Google Gemini and OpenAI ChatGPT are two of the most prominent and powerful artificial intelligence platforms available today. They are capable of advanced reasoning, trained multimodaly by default and have massive compute resources in the training process.
Both of the leading chatbots saw a major model upgrade recently, have access to an image generation model, can create code and even search the live internet.
OpenAI’s latest GPT-4o model, complete with incredibly advanced vision capabilities is now available in the free and paid versions of ChatGPT and Gemini now comes with the Gemini Pro 1.5 model and its million-plus context window.

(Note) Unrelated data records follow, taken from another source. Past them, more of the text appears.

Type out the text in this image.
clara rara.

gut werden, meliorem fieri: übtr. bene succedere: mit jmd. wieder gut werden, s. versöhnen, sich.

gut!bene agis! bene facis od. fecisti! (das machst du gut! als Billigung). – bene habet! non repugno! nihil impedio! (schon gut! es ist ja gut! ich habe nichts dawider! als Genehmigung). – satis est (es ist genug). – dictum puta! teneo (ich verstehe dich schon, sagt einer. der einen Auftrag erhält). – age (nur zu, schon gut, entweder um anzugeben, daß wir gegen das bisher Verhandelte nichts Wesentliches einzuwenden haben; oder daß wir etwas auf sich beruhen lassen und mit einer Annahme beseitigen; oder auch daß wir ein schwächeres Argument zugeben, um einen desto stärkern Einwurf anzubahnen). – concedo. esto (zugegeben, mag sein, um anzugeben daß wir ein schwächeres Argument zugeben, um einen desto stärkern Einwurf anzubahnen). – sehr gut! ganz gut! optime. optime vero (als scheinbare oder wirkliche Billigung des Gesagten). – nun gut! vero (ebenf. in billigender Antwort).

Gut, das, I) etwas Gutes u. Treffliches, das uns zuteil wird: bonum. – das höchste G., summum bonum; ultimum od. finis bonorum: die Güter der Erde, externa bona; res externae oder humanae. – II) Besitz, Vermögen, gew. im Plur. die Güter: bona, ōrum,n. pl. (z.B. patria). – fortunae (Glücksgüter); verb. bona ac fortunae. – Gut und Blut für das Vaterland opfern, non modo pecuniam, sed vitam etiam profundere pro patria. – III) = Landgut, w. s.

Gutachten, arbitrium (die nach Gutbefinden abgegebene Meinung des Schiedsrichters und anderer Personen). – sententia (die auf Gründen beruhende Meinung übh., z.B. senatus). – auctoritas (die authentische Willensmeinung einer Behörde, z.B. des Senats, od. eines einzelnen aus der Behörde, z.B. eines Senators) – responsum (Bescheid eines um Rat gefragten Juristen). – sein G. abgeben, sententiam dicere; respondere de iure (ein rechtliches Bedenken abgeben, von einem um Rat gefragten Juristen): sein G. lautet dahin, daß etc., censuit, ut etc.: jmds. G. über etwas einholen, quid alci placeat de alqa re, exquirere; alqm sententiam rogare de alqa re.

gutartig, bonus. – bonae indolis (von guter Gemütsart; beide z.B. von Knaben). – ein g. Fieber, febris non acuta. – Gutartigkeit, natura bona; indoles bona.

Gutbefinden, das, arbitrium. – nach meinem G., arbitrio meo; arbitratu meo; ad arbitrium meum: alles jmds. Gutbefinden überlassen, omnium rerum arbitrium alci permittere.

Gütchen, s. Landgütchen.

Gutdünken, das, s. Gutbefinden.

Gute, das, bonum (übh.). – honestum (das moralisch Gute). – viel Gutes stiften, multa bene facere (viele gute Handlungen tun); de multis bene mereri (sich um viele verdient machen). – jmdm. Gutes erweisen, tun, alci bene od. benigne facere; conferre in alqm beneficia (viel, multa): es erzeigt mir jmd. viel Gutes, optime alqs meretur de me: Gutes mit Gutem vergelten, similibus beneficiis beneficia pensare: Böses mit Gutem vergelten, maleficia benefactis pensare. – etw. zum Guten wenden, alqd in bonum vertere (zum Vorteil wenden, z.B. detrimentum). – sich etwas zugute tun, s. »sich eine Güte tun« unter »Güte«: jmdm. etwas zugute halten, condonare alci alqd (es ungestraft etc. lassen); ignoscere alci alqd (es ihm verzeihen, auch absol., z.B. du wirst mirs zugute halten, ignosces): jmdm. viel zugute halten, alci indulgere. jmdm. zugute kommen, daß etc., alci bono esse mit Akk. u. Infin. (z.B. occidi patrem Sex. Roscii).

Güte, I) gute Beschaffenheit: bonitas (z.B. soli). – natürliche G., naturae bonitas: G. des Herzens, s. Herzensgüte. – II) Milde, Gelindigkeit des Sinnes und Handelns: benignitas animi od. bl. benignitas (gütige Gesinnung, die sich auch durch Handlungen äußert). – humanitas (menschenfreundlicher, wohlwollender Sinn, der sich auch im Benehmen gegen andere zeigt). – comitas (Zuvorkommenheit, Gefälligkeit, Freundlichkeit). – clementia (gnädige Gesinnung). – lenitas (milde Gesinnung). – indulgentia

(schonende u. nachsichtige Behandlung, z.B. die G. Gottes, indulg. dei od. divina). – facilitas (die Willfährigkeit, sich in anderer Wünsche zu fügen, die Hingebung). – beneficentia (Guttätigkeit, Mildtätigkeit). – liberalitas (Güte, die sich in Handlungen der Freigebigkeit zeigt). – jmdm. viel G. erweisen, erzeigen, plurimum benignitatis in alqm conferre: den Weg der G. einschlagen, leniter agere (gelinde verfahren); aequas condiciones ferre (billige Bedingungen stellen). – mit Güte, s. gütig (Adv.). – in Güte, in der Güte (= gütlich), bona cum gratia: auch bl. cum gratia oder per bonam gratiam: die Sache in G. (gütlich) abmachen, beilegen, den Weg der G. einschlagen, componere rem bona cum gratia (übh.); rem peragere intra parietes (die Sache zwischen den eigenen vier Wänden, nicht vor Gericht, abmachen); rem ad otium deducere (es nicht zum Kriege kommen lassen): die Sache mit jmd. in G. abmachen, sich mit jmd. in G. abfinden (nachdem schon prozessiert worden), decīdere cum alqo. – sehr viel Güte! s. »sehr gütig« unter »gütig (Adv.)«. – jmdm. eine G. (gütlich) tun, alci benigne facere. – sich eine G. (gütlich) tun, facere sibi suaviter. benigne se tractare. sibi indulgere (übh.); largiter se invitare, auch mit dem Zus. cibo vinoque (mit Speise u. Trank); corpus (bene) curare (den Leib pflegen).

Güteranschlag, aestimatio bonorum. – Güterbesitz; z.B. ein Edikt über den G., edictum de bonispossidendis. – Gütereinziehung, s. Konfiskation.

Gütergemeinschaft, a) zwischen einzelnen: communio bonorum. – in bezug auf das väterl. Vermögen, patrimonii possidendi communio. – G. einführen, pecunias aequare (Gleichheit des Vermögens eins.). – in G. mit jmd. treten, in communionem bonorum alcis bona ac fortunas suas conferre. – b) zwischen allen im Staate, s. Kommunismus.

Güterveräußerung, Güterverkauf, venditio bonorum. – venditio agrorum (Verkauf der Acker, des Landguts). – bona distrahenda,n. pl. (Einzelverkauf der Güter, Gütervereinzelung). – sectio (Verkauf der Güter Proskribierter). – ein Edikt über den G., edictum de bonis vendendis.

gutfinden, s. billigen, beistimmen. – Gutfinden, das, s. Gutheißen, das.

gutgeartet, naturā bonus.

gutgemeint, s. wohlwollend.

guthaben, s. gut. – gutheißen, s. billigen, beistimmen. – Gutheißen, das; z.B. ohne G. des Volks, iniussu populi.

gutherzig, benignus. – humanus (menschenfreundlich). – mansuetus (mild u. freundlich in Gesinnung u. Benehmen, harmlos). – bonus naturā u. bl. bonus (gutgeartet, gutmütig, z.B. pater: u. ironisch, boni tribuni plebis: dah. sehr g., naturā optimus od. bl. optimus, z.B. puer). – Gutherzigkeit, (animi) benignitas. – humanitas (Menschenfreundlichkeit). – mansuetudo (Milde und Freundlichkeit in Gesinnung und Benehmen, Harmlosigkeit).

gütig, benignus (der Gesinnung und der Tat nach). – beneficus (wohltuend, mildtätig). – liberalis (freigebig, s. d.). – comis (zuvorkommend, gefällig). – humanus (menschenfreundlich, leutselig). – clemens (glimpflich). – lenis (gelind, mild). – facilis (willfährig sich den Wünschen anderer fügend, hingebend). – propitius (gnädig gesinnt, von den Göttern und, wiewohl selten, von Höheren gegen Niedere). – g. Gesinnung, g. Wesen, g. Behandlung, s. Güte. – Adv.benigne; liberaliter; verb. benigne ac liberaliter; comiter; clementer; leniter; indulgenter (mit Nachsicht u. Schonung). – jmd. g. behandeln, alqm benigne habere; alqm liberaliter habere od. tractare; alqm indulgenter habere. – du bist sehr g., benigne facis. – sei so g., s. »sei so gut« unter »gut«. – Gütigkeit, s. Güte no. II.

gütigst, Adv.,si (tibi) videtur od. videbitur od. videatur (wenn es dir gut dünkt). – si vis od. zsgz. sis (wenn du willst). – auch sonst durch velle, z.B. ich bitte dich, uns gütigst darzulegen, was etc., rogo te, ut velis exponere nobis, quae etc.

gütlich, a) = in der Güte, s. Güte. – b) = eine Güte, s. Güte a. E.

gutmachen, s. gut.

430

Last time I put ChatGPT and Gemini head-to-head I restricted myself to only the free versions of both bots. In that test Gemini was the winner.
Which of ChatGPT and Gemini are the best?
I’ve created a series of prompts designed to push AI models to their limits, as well as others designed to test additional functionality such as live web search and image creation. Most of the output in each case will be subjective and based on my judgement.
In each case I’ve used the paid version of the models for the test as that is required for image generation, but many of them will also still work on the free model.
1. Understanding abstract art
For this test, I’ve given each of the models a well-known public-domain piece of abstract art — specifically Broadway Boogie Woogie by Piet Mondrian.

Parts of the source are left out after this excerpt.